Ex-Surgeon General Testifies in Tobacco Suit
AP 2oct01

Julius Richmond, MD

Julius Richmond, MD

WHEELING, WV -- A former U.S. surgeon general testified Monday that cigarette makers have long been at odds with authorities trying to prevent lung cancer _ a disease he called ``the largest man-made epidemic in history.''

Dr. Julius Richmond, the nation's top public health official under President Carter from 1977 to 1981, testified in a class-action lawsuit filed by some 250,000 healthy West Virginia smokers against four tobacco companies, Philip Morris, R.J. Reynolds, Brown & Williamson and Lorillard.

The smokers, who have smoked a pack a day for at least five years without becoming sick, want an unprecedented medical monitoring program to detect lung diseases.

Richmond said that in 1954, tobacco companies issued a statement that ran in newspapers nationwide, pledging to help safeguard public health.

Instead, Richmond said, they withheld information about additives in cigarettes and held a pre-emptive news conference the day before he released his 1979 surgeon general's report, which focused in part on smoking and lung cancer.

The industry called the focus on smoking potentially ``dangerous and unfounded'' at the news conference, suggesting it diverted attention from other possible causes of lung cancer, such as air pollution.

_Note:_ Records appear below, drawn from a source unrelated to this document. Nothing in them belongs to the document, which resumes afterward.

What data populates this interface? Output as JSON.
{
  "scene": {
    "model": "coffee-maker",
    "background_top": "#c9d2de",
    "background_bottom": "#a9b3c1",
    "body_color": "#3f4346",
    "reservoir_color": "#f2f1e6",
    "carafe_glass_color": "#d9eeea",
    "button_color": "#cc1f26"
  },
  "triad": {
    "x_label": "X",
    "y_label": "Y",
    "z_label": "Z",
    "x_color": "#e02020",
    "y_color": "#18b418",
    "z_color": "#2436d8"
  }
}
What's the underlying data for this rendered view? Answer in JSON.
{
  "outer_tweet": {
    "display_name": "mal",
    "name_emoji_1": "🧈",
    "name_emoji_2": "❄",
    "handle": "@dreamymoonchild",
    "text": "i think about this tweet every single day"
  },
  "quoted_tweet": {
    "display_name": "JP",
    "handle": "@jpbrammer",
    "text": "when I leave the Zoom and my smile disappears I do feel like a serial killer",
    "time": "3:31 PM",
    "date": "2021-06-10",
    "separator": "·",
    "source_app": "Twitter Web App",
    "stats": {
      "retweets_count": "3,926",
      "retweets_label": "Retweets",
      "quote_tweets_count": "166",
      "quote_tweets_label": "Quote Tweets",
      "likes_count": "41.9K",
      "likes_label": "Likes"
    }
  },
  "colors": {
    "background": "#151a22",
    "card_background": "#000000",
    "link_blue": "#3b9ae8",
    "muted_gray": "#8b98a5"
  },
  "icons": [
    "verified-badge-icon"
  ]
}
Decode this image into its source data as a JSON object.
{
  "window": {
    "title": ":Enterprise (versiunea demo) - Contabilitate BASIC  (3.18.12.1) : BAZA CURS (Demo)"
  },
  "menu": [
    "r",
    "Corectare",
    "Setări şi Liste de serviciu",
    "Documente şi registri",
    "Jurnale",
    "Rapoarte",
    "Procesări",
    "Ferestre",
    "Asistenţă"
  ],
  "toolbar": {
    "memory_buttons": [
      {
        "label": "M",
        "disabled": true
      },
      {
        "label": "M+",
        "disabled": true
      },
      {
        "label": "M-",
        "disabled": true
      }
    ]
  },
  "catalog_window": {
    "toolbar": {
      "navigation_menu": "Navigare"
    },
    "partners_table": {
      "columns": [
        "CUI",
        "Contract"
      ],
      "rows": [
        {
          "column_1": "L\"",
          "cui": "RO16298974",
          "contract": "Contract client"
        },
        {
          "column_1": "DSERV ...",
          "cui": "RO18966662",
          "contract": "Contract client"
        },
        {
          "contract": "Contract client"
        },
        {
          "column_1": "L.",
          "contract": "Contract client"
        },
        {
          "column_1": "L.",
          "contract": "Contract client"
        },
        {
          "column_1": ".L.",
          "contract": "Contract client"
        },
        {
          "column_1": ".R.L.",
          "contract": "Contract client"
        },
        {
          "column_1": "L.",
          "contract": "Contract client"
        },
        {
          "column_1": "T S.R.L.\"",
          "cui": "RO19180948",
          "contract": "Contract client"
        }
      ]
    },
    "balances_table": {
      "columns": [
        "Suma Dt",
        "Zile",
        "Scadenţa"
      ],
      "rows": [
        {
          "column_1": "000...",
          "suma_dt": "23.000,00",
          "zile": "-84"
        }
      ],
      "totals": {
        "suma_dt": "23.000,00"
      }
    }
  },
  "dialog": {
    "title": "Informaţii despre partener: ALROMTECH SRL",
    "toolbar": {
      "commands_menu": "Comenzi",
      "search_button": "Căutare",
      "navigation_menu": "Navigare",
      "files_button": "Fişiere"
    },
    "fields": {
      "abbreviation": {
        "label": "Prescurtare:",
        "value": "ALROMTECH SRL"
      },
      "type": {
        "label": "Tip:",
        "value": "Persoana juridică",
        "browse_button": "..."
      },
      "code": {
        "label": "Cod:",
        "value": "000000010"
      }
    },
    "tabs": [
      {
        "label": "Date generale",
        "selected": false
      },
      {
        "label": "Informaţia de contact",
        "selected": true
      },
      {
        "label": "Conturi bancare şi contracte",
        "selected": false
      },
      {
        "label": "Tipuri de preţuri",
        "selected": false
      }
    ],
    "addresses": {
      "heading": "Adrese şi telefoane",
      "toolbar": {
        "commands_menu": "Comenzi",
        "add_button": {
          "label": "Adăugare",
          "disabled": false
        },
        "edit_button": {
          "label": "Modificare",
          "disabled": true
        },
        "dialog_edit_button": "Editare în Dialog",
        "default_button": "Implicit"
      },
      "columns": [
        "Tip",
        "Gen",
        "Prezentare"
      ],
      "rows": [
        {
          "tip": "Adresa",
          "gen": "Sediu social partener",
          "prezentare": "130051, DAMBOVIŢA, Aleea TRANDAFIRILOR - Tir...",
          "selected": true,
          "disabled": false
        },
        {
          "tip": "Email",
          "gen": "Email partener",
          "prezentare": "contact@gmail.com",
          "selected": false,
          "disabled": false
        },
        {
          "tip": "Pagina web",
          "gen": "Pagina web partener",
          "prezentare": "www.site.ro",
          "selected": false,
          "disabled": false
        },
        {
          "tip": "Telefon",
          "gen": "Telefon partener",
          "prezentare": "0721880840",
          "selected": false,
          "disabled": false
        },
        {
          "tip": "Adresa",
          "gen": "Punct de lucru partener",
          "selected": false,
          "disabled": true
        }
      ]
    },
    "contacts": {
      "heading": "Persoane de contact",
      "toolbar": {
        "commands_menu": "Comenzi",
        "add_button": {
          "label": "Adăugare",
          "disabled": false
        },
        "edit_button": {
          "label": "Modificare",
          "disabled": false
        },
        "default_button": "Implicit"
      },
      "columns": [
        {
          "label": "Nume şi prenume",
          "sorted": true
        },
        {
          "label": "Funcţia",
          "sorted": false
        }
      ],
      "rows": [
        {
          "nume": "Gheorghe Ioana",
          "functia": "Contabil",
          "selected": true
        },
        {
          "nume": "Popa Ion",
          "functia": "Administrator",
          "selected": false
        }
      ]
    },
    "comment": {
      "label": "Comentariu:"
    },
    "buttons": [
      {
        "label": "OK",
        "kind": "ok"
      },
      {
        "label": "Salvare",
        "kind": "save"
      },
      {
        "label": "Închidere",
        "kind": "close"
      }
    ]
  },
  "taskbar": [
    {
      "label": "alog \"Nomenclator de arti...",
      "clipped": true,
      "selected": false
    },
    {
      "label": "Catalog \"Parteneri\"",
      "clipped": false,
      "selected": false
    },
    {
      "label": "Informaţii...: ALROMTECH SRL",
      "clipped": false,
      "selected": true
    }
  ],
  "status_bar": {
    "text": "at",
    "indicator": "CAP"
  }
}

``We were in the midst of the largest man-made epidemic in history, and that is lung cancer,'' Richmond testified.

Because lung cancer, emphysema and other diseases take time to develop, medical monitoring for smokers is ``reasonable,'' said Richmond, an 85-year-old professor emeritus at Harvard.

The industry contends there is no benefit to medical monitoring, and the best solution for smokers concerned about their future health is to quit.